Other reasons for our longevity may not be so obvious. For example, the show didn’t change much. Three of our four main actors were there from the pilot to the finale. And each episode was pretty self-contained. You can enjoy them in any order. No one has a season-long arc that had to be explained before you can catch up.
Also, we were low on pop culture references or trendy storylines. This was on purpose. Andy Breckman, the show’s creator, wanted it to have an undated quality. And when we did slip in a real name, we tried to make it timeless. For example, Monk’s idea of a femme fatale is Angie Dickenson. Not a bad choice, but not really pop culture.
We felt the same way about technology. No one on our show ever tapped a keyboard to solve a case or relied on DNA to set up the final scene. For one thing, it seemed like a lazy way of getting to your suspect. It wasn’t the Monk way.

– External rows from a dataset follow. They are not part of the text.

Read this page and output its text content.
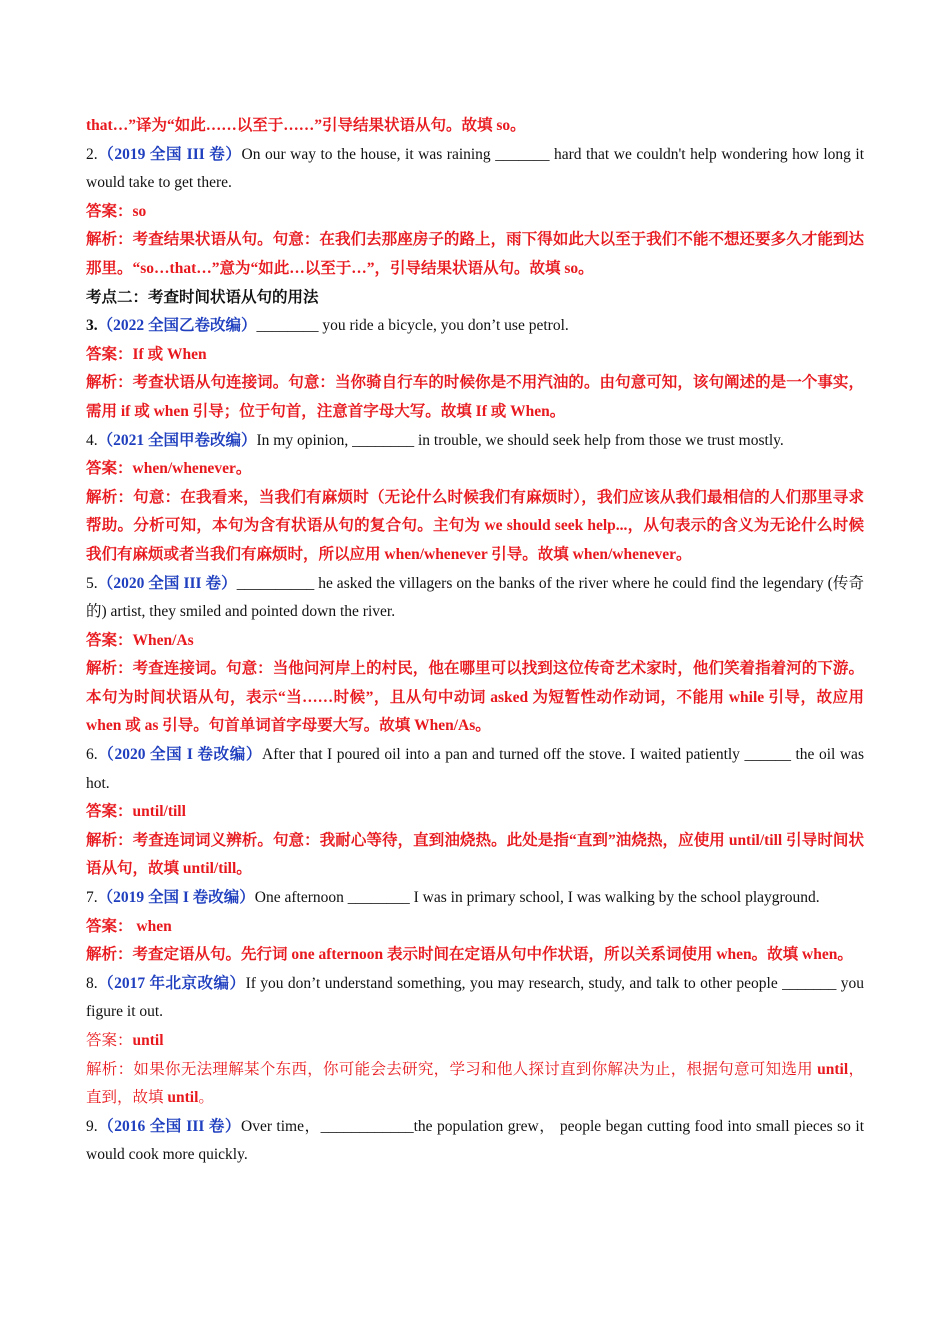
that…”译为“如此……以至于……”引导结果状语从句。故填 so。
2.（2019 全国 III 卷）On our way to the house, it was raining _______ hard that we couldn't help wondering how long it would take to get there.
答案：so
解析：考查结果状语从句。句意：在我们去那座房子的路上，雨下得如此大以至于我们不能不想还要多久才能到达那里。“so…that…”意为“如此…以至于…”，引导结果状语从句。故填 so。
考点二：考查时间状语从句的用法
3.（2022 全国乙卷改编）________ you ride a bicycle, you don’t use petrol.
答案：If 或 When
解析：考查状语从句连接词。句意：当你骑自行车的时候你是不用汽油的。由句意可知，该句阐述的是一个事实，需用 if 或 when 引导；位于句首，注意首字母大写。故填 If 或 When。
4.（2021 全国甲卷改编）In my opinion, ________ in trouble, we should seek help from those we trust mostly.
答案：when/whenever。
解析：句意：在我看来，当我们有麻烦时（无论什么时候我们有麻烦时），我们应该从我们最相信的人们那里寻求帮助。分析可知，本句为含有状语从句的复合句。主句为 we should seek help...，从句表示的含义为无论什么时候我们有麻烦或者当我们有麻烦时，所以应用 when/whenever 引导。故填 when/whenever。
5.（2020 全国 III 卷）__________ he asked the villagers on the banks of the river where he could find the legendary (传奇的) artist, they smiled and pointed down the river.
答案：When/As
解析：考查连接词。句意：当他问河岸上的村民，他在哪里可以找到这位传奇艺术家时，他们笑着指着河的下游。本句为时间状语从句，表示“当……时候”，且从句中动词 asked 为短暂性动作动词，不能用 while 引导，故应用 when 或 as 引导。句首单词首字母要大写。故填 When/As。
6.（2020 全国 I 卷改编）After that I poured oil into a pan and turned off the stove. I waited patiently ______ the oil was hot.
答案：until/till
解析：考查连词词义辨析。句意：我耐心等待，直到油烧热。此处是指“直到”油烧热，应使用 until/till 引导时间状语从句，故填 until/till。
7.（2019 全国 I 卷改编）One afternoon ________ I was in primary school, I was walking by the school playground.
答案： when
解析：考查定语从句。先行词 one afternoon 表示时间在定语从句中作状语，所以关系词使用 when。故填 when。
8.（2017 年北京改编）If you don’t understand something, you may research, study, and talk to other people _______ you figure it out.
答案：until
解析：如果你无法理解某个东西，你可能会去研究，学习和他人探讨直到你解决为止，根据句意可知选用 until，直到，故填 until。
9.（2016 全国 III 卷）Over time，____________the population grew， people began cutting food into small pieces so it would cook more quickly.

Fans will often mention Sunday afternoons when they’ll accidentally watch one “Monk” after another, as if the show were somehow hypnotic. We never intended to have this effect on people, but there was some actual thinking behind that effect.
“Monk” had fewer scenes than other shows – about twenty per episode as opposed to thirty
or forty for the typical cop show. We also wrote less dialogue. A “Monk” script would have 52 pages on average, while a CSI script has over 60. We also tried to avoid using hand-held cameras, which are everywhere nowadays. The net result was a show that you could relax into, that slowed you down and gently invited you inside. No wonder it results in hypnotism.
But the main reason for all the love is Tony Shalhoub. He was originally unavailable and we cast someone else. But when Tony became free, the network actually paid off the previous actor. Bad for the actor, who shall remain nameless, but good for everyone else. Tony played OCD for the reality of it, without a lot of ticks or mannerisms, which somehow made it funnier. And his vulnerability made you laugh at Monk even as you cheered him on.
Almost every fan who comes up and talks about Monk mentions the OCD thing. Hundreds of people have said, “I’m just like that,” or “My wife calls me Monk.” When we were writing the show, we didn’t think too much about that impact. We were trying to stay true to the character and be funny and tell a story.

Now that I think about it, the biggest reason for Monk’s evergreen appeal is probably the way he handles his obsessions and compulsions. It was a pleasure to help write a character who is so damaged and yet so successful in his job – and funny to boot. We can’t forget the funny.